Thursday, January 20, 2011

Big Business LOVES Regulations

Not my work, I just strongly agree:

Walmart’s announcement to reduce salt content by 25% and sugar content by 10% with a deadline of 2015 leaves me skeptical. It seems a bit too altruistic. Why, even the Huffington Post didn’t have an angle on it. Surely their resentment of Walmart would find something wrong with this promise. Surprisingly, they mentioned nothing. However, here’s my take. The article notes:

Food makers say they are trying to reduce sodium gradually, making it a more palatable change to its customers and giving the industry time to reformulate products. Most said they support efforts to curb sodium in American's diets but are waiting to see if the Food and Drug Administration decides to mandate a reduction.

In my opinion, the big companies are first hedging against the risk of a possible mandate from the FDA, but the second part of the plan might be the old Chicago meat packers trick. In the early 1900s, the largest meat packers in Chicago were some of the biggest proponents of increased regulation for the meat industry. At first, this seemed like a move out of the goodness of their hearts – just like Walmart’s sodium and sugar reduction.

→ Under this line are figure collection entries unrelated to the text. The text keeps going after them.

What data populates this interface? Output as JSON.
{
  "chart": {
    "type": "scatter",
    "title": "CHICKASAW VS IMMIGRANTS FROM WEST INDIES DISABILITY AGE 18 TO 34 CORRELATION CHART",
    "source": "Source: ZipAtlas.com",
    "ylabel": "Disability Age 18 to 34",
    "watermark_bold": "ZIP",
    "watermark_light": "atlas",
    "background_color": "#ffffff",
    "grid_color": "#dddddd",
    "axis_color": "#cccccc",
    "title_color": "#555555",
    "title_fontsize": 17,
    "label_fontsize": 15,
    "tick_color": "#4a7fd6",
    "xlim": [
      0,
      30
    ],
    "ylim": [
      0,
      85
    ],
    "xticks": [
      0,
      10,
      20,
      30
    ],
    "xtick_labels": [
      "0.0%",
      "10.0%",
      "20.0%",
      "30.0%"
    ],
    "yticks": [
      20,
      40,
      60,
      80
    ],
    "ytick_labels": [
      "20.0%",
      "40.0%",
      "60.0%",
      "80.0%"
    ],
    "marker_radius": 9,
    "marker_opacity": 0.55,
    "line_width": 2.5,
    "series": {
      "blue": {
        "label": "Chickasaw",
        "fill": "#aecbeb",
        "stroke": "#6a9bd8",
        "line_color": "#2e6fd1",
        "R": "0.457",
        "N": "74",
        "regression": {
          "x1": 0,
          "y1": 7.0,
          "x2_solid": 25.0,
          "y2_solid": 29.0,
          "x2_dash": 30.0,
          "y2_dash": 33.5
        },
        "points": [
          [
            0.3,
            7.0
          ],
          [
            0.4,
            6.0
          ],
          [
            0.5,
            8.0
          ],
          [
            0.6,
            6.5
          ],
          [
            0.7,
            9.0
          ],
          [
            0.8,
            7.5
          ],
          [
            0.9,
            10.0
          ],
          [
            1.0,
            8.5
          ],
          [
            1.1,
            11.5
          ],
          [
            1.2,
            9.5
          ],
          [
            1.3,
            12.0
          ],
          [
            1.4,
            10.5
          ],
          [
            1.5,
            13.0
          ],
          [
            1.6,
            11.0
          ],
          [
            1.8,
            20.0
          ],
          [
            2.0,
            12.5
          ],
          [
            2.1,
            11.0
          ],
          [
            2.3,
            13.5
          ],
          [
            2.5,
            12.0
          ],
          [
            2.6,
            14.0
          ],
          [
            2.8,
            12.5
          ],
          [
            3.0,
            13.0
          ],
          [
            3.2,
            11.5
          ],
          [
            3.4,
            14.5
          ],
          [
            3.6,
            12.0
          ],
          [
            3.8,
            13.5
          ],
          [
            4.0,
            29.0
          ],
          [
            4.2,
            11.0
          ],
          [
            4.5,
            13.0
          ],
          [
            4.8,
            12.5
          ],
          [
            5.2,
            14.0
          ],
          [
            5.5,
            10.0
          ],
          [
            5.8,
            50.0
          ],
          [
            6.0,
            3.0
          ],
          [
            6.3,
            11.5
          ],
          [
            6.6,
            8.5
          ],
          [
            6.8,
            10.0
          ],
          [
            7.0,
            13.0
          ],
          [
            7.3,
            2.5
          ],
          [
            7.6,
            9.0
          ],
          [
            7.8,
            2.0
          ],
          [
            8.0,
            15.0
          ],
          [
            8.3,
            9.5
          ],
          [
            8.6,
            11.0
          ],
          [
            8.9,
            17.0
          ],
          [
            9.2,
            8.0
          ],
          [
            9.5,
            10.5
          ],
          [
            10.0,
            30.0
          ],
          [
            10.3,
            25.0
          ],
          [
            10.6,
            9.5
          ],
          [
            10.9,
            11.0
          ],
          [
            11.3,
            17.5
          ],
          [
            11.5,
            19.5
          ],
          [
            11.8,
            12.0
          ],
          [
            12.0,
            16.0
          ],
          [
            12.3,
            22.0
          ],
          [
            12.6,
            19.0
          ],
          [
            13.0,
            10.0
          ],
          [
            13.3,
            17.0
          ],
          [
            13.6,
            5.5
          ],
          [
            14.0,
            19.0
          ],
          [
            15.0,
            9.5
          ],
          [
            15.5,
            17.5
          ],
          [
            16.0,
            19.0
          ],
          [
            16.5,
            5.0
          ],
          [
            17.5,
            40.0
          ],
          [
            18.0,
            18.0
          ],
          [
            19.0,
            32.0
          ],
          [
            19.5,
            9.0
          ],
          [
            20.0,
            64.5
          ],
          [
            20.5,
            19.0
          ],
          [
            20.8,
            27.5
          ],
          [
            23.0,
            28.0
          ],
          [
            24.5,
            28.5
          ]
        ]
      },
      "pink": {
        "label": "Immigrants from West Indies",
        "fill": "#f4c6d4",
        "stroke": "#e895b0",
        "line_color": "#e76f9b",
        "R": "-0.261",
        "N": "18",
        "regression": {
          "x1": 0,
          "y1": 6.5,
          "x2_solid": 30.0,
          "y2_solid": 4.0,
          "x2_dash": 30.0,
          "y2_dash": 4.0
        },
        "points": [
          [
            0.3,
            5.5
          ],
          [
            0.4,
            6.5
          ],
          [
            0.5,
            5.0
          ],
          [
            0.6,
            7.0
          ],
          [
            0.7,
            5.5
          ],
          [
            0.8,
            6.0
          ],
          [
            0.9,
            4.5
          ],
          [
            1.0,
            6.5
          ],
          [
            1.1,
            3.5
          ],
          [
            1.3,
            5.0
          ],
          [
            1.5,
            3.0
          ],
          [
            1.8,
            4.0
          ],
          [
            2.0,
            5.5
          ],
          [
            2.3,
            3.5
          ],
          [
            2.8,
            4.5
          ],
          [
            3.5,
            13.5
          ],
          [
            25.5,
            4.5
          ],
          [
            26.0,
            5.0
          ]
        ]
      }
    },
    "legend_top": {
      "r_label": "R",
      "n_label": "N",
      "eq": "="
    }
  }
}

But the real game plan was to destroy the smaller competition that had been slowly eating away at market share for years. The big companies could easily afford to hire inspectors for their large warehouses. However, small operations were crippled by the additional costs. As a result, the big food producers scored a big win with increased regulation.

I can’t be sure of this, but I think the same thing is happening here. Walmart’s products will “voluntarily” wean customers off salt and sugar with clever R&D over the next several years. And when they’re ahead of the game, they’ll likely lobby for regulations mandating reduced salt and sugar to cripple competitors that didn’t find ways to reduce it. Smaller companies that don’t have the R&D power of the bigger outfits will lose out.